Muchas veces las creadoras de El Enredo soportaron entrar a un cuartito donde empleadas del servicio penitenciario les pasaban por el cuerpo el detector de metales. “Después de un largo tiempo llegábamos al pabellón de planta baja, entrábamos a un patio techado con rejas lleno de ropa colgada. Veíamos el televisor, la cocina, la heladera, los cochecitos con les niñes que iban y venían en una sala de uso común”, evoca Gryciuk.

El taller les permite establecer un vínculo regular con las chicas, compartir parte de sus vidas, qué hacen en la semana, qué cosas importantes pasaron. “Vienen nuevas y las incorporamos al grupo. Vemos a los niños crecer y eso marca el tiempo. Las mujeres presas pasan los meses y los años en un espacio reducido y precario. Desde la cárcel no hay ninguna intención de resocialización, reinserción y reeducación. Es un depósito de personas”, agrega Gryciuk, que también es cocreadora del proyecto social Qomi, de cestería textil.

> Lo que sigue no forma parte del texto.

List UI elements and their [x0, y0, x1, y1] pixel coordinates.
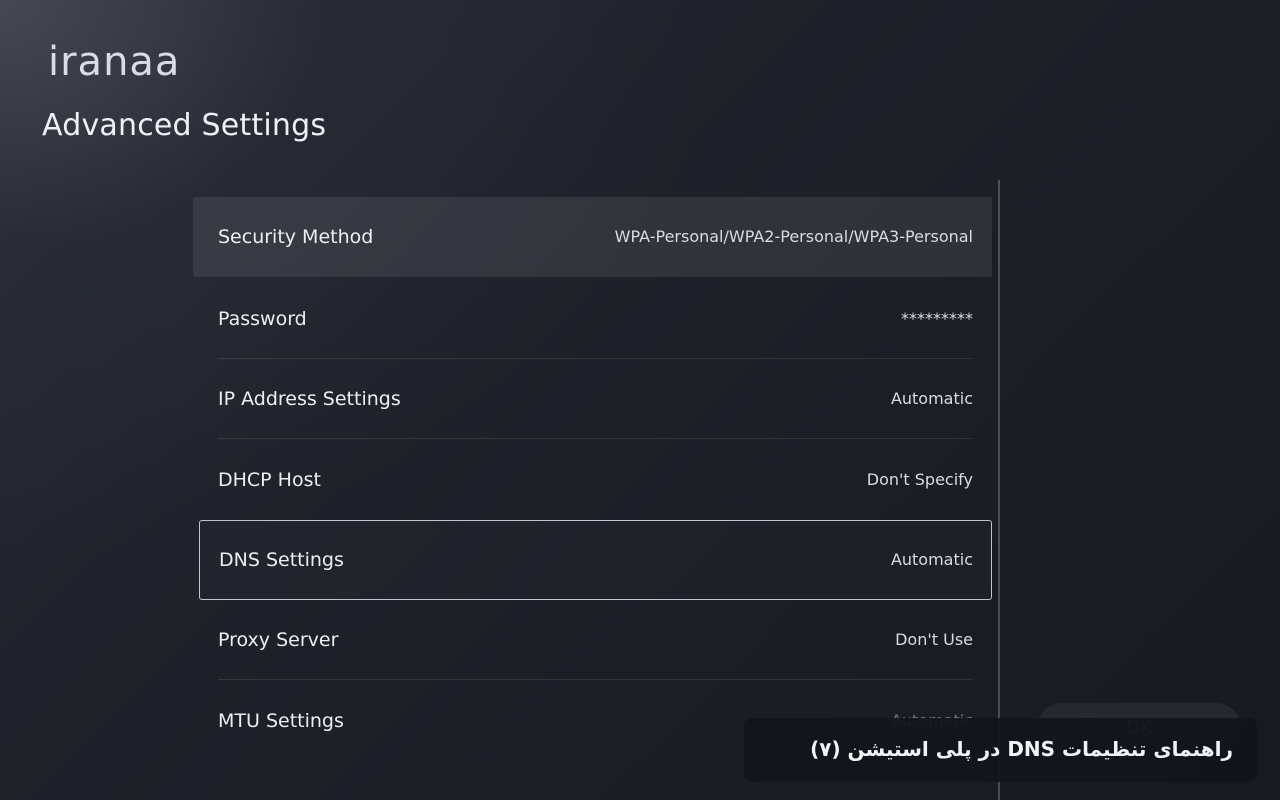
setting-row-security-method[interactable]: Security Method WPA-Personal/WPA2-Person… [193, 197, 992, 277]
row-divider [218, 438, 973, 439]
setting-value: Don't Specify [866, 470, 973, 489]
setting-label: DNS Settings [219, 549, 344, 571]
setting-value: WPA-Personal/WPA2-Personal/WPA3-Personal [614, 227, 973, 246]
caption-overlay: راهنمای تنظیمات DNS در پلی استیشن (۷) [744, 718, 1257, 782]
caption-text: راهنمای تنظیمات DNS در پلی استیشن (۷) [810, 737, 1233, 761]
setting-label: IP Address Settings [218, 388, 401, 410]
setting-row-dns-settings[interactable]: DNS Settings Automatic [199, 520, 992, 600]
setting-value: Don't Use [895, 630, 973, 649]
setting-label: Proxy Server [218, 629, 339, 651]
settings-list: Security Method WPA-Personal/WPA2-Person… [193, 197, 992, 800]
setting-label: Security Method [218, 226, 374, 248]
setting-label: Password [218, 308, 307, 330]
setting-label: DHCP Host [218, 469, 321, 491]
page-title: Advanced Settings [42, 108, 327, 143]
scrollbar[interactable] [998, 180, 1000, 800]
setting-row-proxy-server[interactable]: Proxy Server Don't Use [193, 600, 992, 680]
setting-value: ********* [901, 309, 973, 328]
setting-row-password[interactable]: Password ********* [193, 279, 992, 359]
setting-row-dhcp-host[interactable]: DHCP Host Don't Specify [193, 440, 992, 520]
logo: iranaa [48, 39, 181, 85]
setting-value: Automatic [890, 550, 973, 569]
row-divider [218, 679, 973, 680]
setting-row-ip-address-settings[interactable]: IP Address Settings Automatic [193, 359, 992, 439]
setting-label: MTU Settings [218, 710, 344, 732]
setting-value: Automatic [890, 389, 973, 408]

La actividad de El Enredo se realiza en un aula donde funcionan la escuela primaria y secundaria. Durante 2020 las chicxs contaron con material para desarrollar diferentes objetos textiles, pero no recibieron visitas y estuvieron confinadas en sus celdas muchas horas por protocolo de pandemia. Todos los ingresos de personas del exterior estuvieron suspendidos y los trabajos de limpieza y cocina que algunas de ellas hacían dentro de la cárcel se restringieron.

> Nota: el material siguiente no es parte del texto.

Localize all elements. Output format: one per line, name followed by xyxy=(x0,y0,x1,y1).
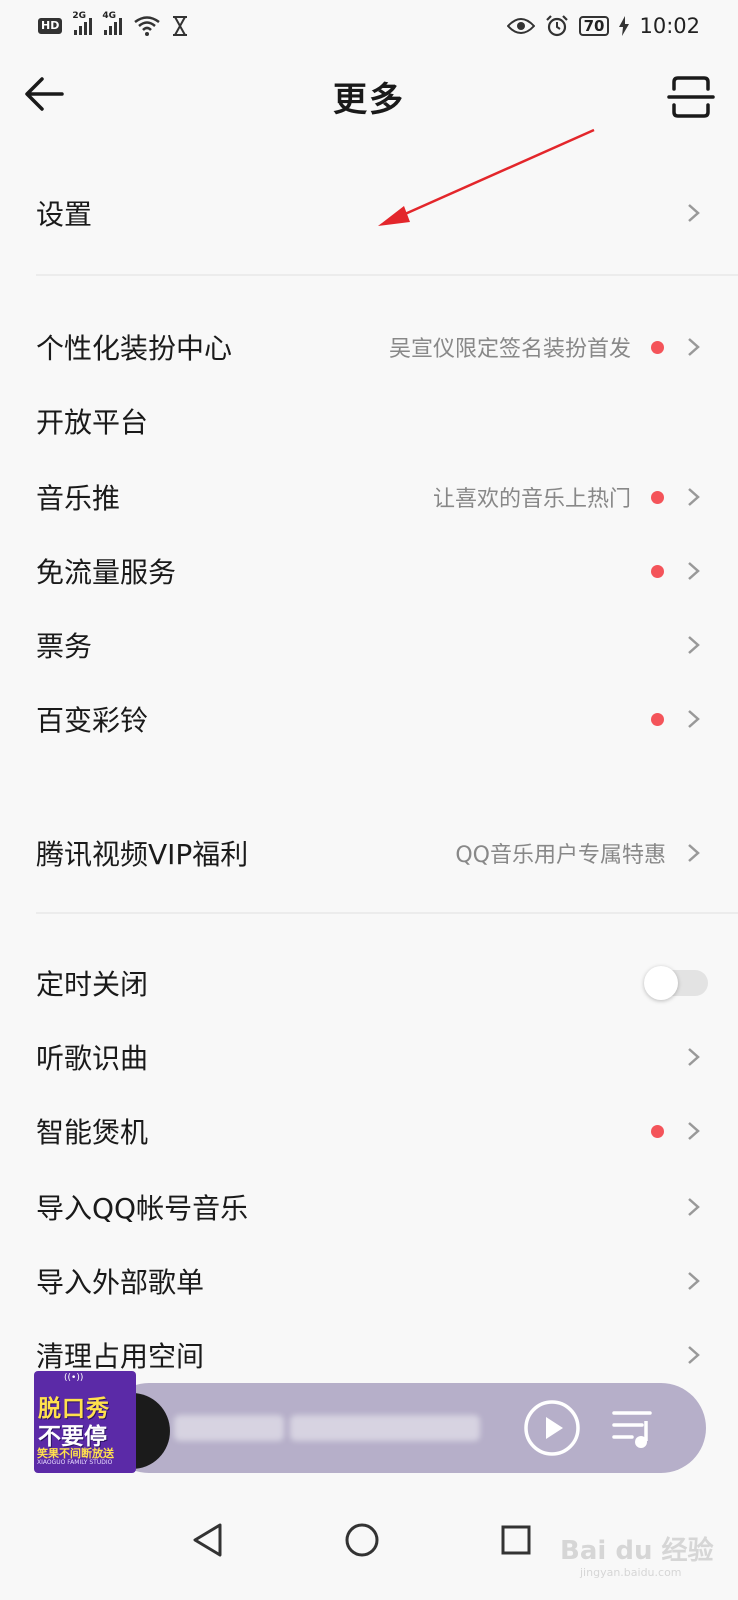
cover-studio: XIAOGUO FAMILY STUDIO xyxy=(37,1459,113,1466)
settings-row-personalization[interactable]: 个性化装扮中心 吴宣仪限定签名装扮首发 xyxy=(0,310,738,384)
row-label: 清理占用空间 xyxy=(36,1340,205,1373)
section-divider xyxy=(36,274,738,276)
chevron-right-icon xyxy=(688,1346,700,1364)
section-divider xyxy=(36,912,738,914)
red-dot-badge xyxy=(651,490,664,504)
chevron-right-icon xyxy=(688,710,700,728)
row-label: 开放平台 xyxy=(36,406,149,439)
album-cover[interactable]: ((•)) 脱口秀 不要停 笑果不间断放送 XIAOGUO FAMILY STU… xyxy=(34,1371,136,1473)
red-dot-badge xyxy=(651,1124,664,1138)
row-label: 设置 xyxy=(36,198,93,231)
row-label: 腾讯视频VIP福利 xyxy=(36,838,249,871)
hourglass-icon xyxy=(173,16,188,36)
baidu-watermark-url: jingyan.baidu.com xyxy=(580,1566,682,1579)
chevron-right-icon xyxy=(688,562,700,580)
triangle-back-icon xyxy=(193,1523,222,1557)
toggle-knob xyxy=(644,966,678,1000)
play-icon xyxy=(524,1400,580,1456)
settings-row-sleep-timer[interactable]: 定时关闭 xyxy=(0,946,738,1020)
row-label: 定时关闭 xyxy=(36,968,149,1001)
row-subtitle: 吴宣仪限定签名装扮首发 xyxy=(388,337,631,362)
settings-row-tickets[interactable]: 票务 xyxy=(0,608,738,682)
row-label: 个性化装扮中心 xyxy=(36,332,233,365)
mini-player[interactable]: ((•)) 脱口秀 不要停 笑果不间断放送 XIAOGUO FAMILY STU… xyxy=(34,1371,706,1473)
red-dot-badge xyxy=(651,712,664,726)
settings-row-free-data[interactable]: 免流量服务 xyxy=(0,534,738,608)
signal-icon: 2G xyxy=(72,11,93,35)
red-dot-badge xyxy=(651,340,664,354)
settings-row-import-playlist[interactable]: 导入外部歌单 xyxy=(0,1244,738,1318)
clock: 10:02 xyxy=(639,14,700,38)
row-label: 音乐推 xyxy=(36,482,121,515)
settings-row-tencent-video-vip[interactable]: 腾讯视频VIP福利 QQ音乐用户专属特惠 xyxy=(0,816,738,890)
settings-row-song-recognition[interactable]: 听歌识曲 xyxy=(0,1020,738,1094)
row-label: 听歌识曲 xyxy=(36,1042,149,1075)
chevron-right-icon xyxy=(688,488,700,506)
scan-button[interactable] xyxy=(666,72,716,122)
settings-row-open-platform[interactable]: 开放平台 xyxy=(0,384,738,458)
alarm-icon xyxy=(545,15,568,37)
baidu-watermark: Bai du 经验 xyxy=(560,1536,714,1566)
battery-indicator: 70 xyxy=(578,16,610,36)
chevron-right-icon xyxy=(688,636,700,654)
chevron-right-icon xyxy=(688,204,700,222)
page-title: 更多 xyxy=(333,80,405,120)
row-label: 免流量服务 xyxy=(36,556,177,589)
settings-row-burn-in[interactable]: 智能煲机 xyxy=(0,1094,738,1168)
status-bar: HD 2G 4G 70 10:02 xyxy=(0,0,738,52)
row-label: 票务 xyxy=(36,630,93,663)
nav-recents-button[interactable] xyxy=(496,1520,536,1560)
row-subtitle: QQ音乐用户专属特惠 xyxy=(455,843,666,868)
chevron-right-icon xyxy=(688,1122,700,1140)
cover-badge-icon: ((•)) xyxy=(64,1373,84,1383)
settings-row-settings[interactable]: 设置 xyxy=(0,176,738,250)
status-left: HD 2G 4G xyxy=(38,11,188,36)
app-header: 更多 xyxy=(0,52,738,140)
chevron-right-icon xyxy=(688,1272,700,1290)
play-button[interactable] xyxy=(522,1398,582,1458)
chevron-right-icon xyxy=(688,1198,700,1216)
song-title-blurred[interactable] xyxy=(174,1409,494,1447)
nav-home-button[interactable] xyxy=(342,1520,382,1560)
chevron-right-icon xyxy=(688,844,700,862)
eye-icon xyxy=(506,18,535,34)
playlist-icon xyxy=(612,1411,652,1448)
red-dot-badge xyxy=(651,564,664,578)
sleep-timer-toggle[interactable] xyxy=(644,966,708,1000)
charging-icon xyxy=(619,16,630,36)
row-label: 智能煲机 xyxy=(36,1116,149,1149)
row-label: 导入外部歌单 xyxy=(36,1266,205,1299)
settings-row-ringtone[interactable]: 百变彩铃 xyxy=(0,682,738,756)
wifi-icon xyxy=(134,16,161,36)
settings-row-import-qq-music[interactable]: 导入QQ帐号音乐 xyxy=(0,1170,738,1244)
row-subtitle: 让喜欢的音乐上热门 xyxy=(432,487,631,512)
square-recents-icon xyxy=(501,1525,531,1555)
circle-home-icon xyxy=(345,1523,379,1557)
row-label: 导入QQ帐号音乐 xyxy=(36,1192,249,1225)
scan-icon xyxy=(667,76,715,118)
hd-badge: HD xyxy=(38,18,63,34)
signal-icon: 4G xyxy=(102,11,123,35)
nav-back-button[interactable] xyxy=(188,1520,228,1560)
playlist-button[interactable] xyxy=(610,1405,658,1451)
chevron-right-icon xyxy=(688,338,700,356)
chevron-right-icon xyxy=(688,1048,700,1066)
row-label: 百变彩铃 xyxy=(36,704,149,737)
settings-row-music-promote[interactable]: 音乐推 让喜欢的音乐上热门 xyxy=(0,460,738,534)
status-right: 70 10:02 xyxy=(506,14,700,38)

“Además, llevamos a cabo un proyecto de hechura de toallitas íntimas reutilizables para que puedan producir sus propios elementos de higiene”, cuenta Gryciuk. Desde el año pasado se complicó el ingreso de elementos de higiene del que siempre se ocupan los familiares. “Les propusimos pensarlo desde una mirada ecológica con respecto a los deshechos. Les llevamos un tutorial y el material para la fabricación de las toallitas lavables”.

El Enredo también trabaja con las presas de resguardo, unas cinco chicas con las que no tienen contacto porque están 24 horas aisladas. “Les enviamos kits de bordados, cuadernos y fibras para dibujar o escribir”, señala Gryciuk.

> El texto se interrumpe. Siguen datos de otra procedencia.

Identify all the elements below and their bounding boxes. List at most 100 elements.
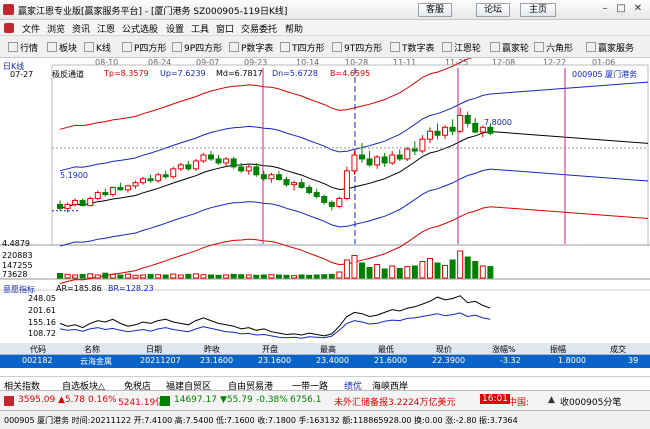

Solidaria, Ayelén finaliza: “Deberían darle más espacio de talleres y ayuda a mujeres que no tienen nada y necesitan cosas de higiene. Que capaciten a quien quiera enseñar en el pabellón. No todas las que quieren salir al taller pueden porque no dan permiso y no hay suficiente lugar. Estaría muy bueno que El Enredo pueda entrar al pabellón como lo hacen las iglesias”.